Nearby is the much larger $500,000 play-&-study house of John D. Rockefeller's children. It contains a swimming pool, gymnasium, handball court, dining room, billiard room, bowling alleys, study rooms. Tapestries, paintings and etchings soften the walls. It is the pride of the entire family.

The grounds John D. Rockefeller also laid out for himself. The country all about Pocantico Hills is wooded, hilly and full of waterways. Most of the 8,000 acres which comprise the estate have been little touched or fenced. Students of the many private schools in the neighborhood and the local householders ride through the woods at their pleasure--until they come to the spiked iron fence of the reserved section.

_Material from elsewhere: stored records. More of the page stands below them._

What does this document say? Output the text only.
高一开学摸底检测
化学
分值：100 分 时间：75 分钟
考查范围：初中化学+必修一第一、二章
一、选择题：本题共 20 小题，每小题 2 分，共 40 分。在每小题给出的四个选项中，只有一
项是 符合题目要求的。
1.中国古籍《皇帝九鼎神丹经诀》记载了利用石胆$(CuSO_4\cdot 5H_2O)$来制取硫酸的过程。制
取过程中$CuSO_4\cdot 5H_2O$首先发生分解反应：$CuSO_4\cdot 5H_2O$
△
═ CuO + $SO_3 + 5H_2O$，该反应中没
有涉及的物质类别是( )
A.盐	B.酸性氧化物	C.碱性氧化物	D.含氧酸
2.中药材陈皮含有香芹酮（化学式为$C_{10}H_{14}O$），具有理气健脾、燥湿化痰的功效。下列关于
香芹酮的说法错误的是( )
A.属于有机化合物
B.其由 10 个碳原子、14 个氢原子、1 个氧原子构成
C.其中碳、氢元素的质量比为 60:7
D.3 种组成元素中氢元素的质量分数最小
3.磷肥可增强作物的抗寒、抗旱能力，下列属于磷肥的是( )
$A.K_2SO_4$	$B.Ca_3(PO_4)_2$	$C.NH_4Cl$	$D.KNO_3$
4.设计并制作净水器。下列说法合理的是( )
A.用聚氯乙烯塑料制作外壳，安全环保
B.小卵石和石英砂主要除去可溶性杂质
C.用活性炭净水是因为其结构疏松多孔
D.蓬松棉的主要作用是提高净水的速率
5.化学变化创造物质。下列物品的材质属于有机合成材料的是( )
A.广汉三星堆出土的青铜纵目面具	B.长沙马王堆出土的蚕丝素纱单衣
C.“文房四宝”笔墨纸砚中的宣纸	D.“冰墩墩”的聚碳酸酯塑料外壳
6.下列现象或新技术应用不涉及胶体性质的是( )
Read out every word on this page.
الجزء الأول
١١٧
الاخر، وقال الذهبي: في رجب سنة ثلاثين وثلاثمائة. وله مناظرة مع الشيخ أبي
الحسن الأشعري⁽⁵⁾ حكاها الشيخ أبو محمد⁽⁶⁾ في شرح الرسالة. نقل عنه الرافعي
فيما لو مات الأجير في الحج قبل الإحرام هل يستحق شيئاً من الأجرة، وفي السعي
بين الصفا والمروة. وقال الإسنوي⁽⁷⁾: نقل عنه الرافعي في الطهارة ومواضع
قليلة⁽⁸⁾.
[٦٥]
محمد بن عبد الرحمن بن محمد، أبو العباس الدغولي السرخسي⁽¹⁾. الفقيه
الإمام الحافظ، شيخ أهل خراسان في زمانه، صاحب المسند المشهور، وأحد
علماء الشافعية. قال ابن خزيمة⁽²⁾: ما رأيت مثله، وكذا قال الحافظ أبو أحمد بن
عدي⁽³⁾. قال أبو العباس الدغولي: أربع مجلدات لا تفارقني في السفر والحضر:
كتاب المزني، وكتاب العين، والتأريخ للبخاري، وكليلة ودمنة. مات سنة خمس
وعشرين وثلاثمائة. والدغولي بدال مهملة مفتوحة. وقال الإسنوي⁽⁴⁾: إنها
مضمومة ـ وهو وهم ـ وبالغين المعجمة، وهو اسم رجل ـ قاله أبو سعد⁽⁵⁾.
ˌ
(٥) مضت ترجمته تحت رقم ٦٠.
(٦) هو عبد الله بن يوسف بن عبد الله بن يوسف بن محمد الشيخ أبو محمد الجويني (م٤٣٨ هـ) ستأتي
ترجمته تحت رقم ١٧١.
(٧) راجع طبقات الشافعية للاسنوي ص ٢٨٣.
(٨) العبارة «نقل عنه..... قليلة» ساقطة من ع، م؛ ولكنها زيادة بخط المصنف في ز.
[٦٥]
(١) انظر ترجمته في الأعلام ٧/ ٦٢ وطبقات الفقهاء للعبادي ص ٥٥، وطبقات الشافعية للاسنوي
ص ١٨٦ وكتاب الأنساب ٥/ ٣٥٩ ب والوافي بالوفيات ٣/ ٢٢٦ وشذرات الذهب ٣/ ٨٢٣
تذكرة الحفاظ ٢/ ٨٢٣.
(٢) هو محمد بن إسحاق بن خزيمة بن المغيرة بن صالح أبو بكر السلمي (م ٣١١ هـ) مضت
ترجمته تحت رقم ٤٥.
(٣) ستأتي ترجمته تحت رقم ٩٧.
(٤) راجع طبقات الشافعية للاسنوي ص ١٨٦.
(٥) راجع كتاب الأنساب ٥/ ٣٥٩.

Those especially private grounds Mr. Rockefeller has parked expertly. There are wide rolling lawns, a nine-hole golf course, terraced and sunken gardens. Where his fancy has promised him pleasure he has moved watercourses, built ponds with dams and created watercourses. Throughout this park are the motor roads he has engineered himself. And those provide him especial delight. For swift motoring is one of the chief of the many things that he has found to give him pleasure during this last third of a long life.